Resident Evil: RetributionBy Wilson Morales
If you have been a fan of the previous four films, and you’re glutton for more punishment or pleasure, then you will no doubt see the fifth installment, ‘Resident Evil: Retribution.’
Although the film is based on the video game that Screen Gems has successful built a franchise around, this new film, which returns Milla Jovovich as the heroine Alice, literally feels like a video game where everything is repeated over and over again and no one dies.
Although ‘Retribution,’ resurrects some long dead characters from previous films such as Rain Ocampo (Michelle Rodriguez), Carlos Olivera (Oded Fehr), and James “One” Shade (Colin Salmon) while bringing in some fan favorites from the game such Ada Wong (Li Bingbing), Leon S. Kennedy (Johann Urb), and Barry Burton (Kevin Durand), it doesn’t do much from moving this lifeless film to an exciting action film fans want to enjoy.
Starting off from ‘Afterlife’ left off, Alice is in the middle of a battle against the Umbrella Corporation while recapping the events that led to this excursion. Having been lost as sea, Alice wakes up in a dreamlike fantasy, where she’s blissfully married to Carlos in a suburban area. When the virus breaks out and Carlos gets bitten, Alice has to flee the scene with her deaf ‘daughter’ named Becky in tow.
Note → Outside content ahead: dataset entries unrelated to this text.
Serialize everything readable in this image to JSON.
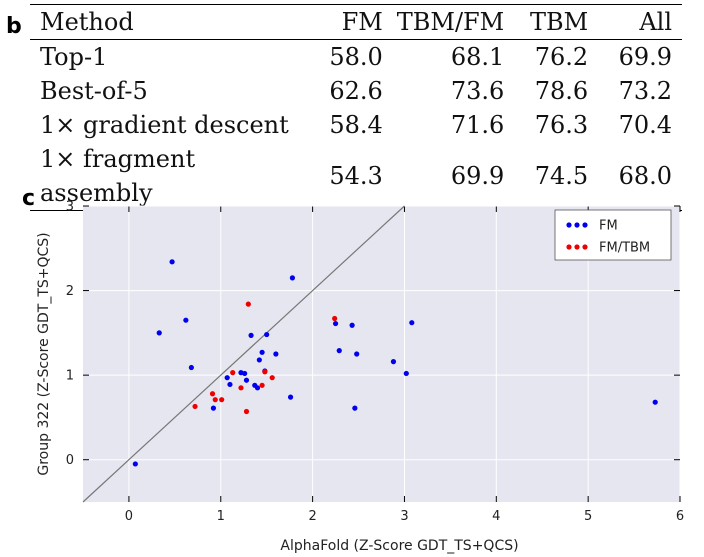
{
  "panel_b": {
    "label": "b",
    "headers": [
      "Method",
      "FM",
      "TBM/FM",
      "TBM",
      "All"
    ],
    "rows": [
      {
        "method": "Top-1",
        "fm": "58.0",
        "tbmfm": "68.1",
        "tbm": "76.2",
        "all": "69.9"
      },
      {
        "method": "Best-of-5",
        "fm": "62.6",
        "tbmfm": "73.6",
        "tbm": "78.6",
        "all": "73.2"
      },
      {
        "method": "1× gradient descent",
        "fm": "58.4",
        "tbmfm": "71.6",
        "tbm": "76.3",
        "all": "70.4"
      },
      {
        "method": "1× fragment assembly",
        "fm": "54.3",
        "tbmfm": "69.9",
        "tbm": "74.5",
        "all": "68.0"
      }
    ]
  },
  "panel_c": {
    "label": "c"
  },
  "chart_data": {
    "type": "scatter",
    "title": "",
    "xlabel": "AlphaFold (Z-Score GDT_TS+QCS)",
    "ylabel": "Group 322 (Z-Score GDT_TS+QCS)",
    "xlim": [
      -0.5,
      6
    ],
    "ylim": [
      -0.5,
      3
    ],
    "xticks": [
      "0",
      "1",
      "2",
      "3",
      "4",
      "5",
      "6"
    ],
    "yticks": [
      "0",
      "1",
      "2",
      "3"
    ],
    "grid": true,
    "legend_position": "top-right",
    "diagonal_line": true,
    "colors": {
      "FM": "#0000ee",
      "FM/TBM": "#ee0000",
      "background": "#e6e6f0",
      "grid": "#ffffff",
      "diagonal": "#777777"
    },
    "series": [
      {
        "name": "FM",
        "points": [
          [
            0.07,
            -0.05
          ],
          [
            0.47,
            2.34
          ],
          [
            0.33,
            1.5
          ],
          [
            0.62,
            1.65
          ],
          [
            0.68,
            1.09
          ],
          [
            0.92,
            0.61
          ],
          [
            1.07,
            0.97
          ],
          [
            1.1,
            0.89
          ],
          [
            1.22,
            1.03
          ],
          [
            1.26,
            1.02
          ],
          [
            1.28,
            0.94
          ],
          [
            1.33,
            1.47
          ],
          [
            1.37,
            0.88
          ],
          [
            1.4,
            0.85
          ],
          [
            1.42,
            1.18
          ],
          [
            1.45,
            1.27
          ],
          [
            1.48,
            1.05
          ],
          [
            1.5,
            1.48
          ],
          [
            1.6,
            1.25
          ],
          [
            1.76,
            0.74
          ],
          [
            1.78,
            2.15
          ],
          [
            2.25,
            1.61
          ],
          [
            2.29,
            1.29
          ],
          [
            2.43,
            1.59
          ],
          [
            2.46,
            0.61
          ],
          [
            2.48,
            1.25
          ],
          [
            2.88,
            1.16
          ],
          [
            3.02,
            1.02
          ],
          [
            3.08,
            1.62
          ],
          [
            5.73,
            0.68
          ]
        ]
      },
      {
        "name": "FM/TBM",
        "points": [
          [
            0.72,
            0.63
          ],
          [
            0.91,
            0.78
          ],
          [
            0.94,
            0.71
          ],
          [
            1.01,
            0.71
          ],
          [
            1.13,
            1.03
          ],
          [
            1.22,
            0.85
          ],
          [
            1.28,
            0.57
          ],
          [
            1.3,
            1.84
          ],
          [
            1.45,
            0.88
          ],
          [
            1.48,
            1.04
          ],
          [
            1.56,
            0.97
          ],
          [
            2.24,
            1.67
          ]
        ]
      }
    ]
  }
}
Before you know it, Alice is now in Tokyo fighting off more zombies. In case you wondering how she got from point A to point B, it turns out that Alice was actually captured by the Red Queen and finds a way to escape but is lost in this maze-like complex with Jill Valentine, who’s under some mind-control state, chasing after her. Not only is Alice fighting against Jill, but she also has to content with so dead friends brought back to life – Carlos Olivera, James “One” Shade, and Rain Ocampo.
Coming to her aid are Ada Wong, Leon S. Kennedy, Barry Burton, and Luther (Boris Kodjoe). It’s never explained how Luther found his way out from the sewers in ‘Afterlife.’ Anyway, throughout their travels in this compound, they are various parts of the “world,” from New York, Tokyo and Moscow. Just like a video, the audience is wondering whether or not Alice will get out alive.
Since this is the fifth film in the franchise, killing Alice will never be an option for the producers. Her existence is what kept the franchise going for ten years, but someone could have came up with a better script, and better special effects. Never mind that the script is poorly written, but having seen how ‘Fast Five’ did well at the box office and with audiences, writer-director Paul W. S. Anderson could have put together a kick-ass film that fans of both the films and the video game will appreciate.
Instead, with the exception a third act fight between Alice and one of the resurrected, everything else seems rehashed from the other films and Jovovich doing the same stunt moves over and over again.
While it’s nice to see the resurrected gang back again, they must have all needed a check when asked to reprise their roles. Oded and Salmon are useless in their spare time on-screen and while Rodriguez gets to show a different side of Rain, there isn’t much to welcome her return. As for the newcomers in the film, Durand doesn’t anything at all but point and shoot, and Urb as Leon is given no development. No explanation as what happened to siblings Claire and Chris Redfield (Ali Larter and Wentworth Miller), who appeared in ‘Afterlife.’ It would have better to bring Mike Epps back in the mix. At least his humor kept you entertained.
Just like ‘Saw’ franchise and other “horror” film franchises that have gone five films, there’s usually nothing left in the tank to bring in a new core of fans. It’s the diehards that keep coming back and whether or not story has any effect, they don’t seem to mind. If the film does well at the box office, expect to see Alice once again, but if the fans have had enough and ready to try something else, it’s time to let Alice die.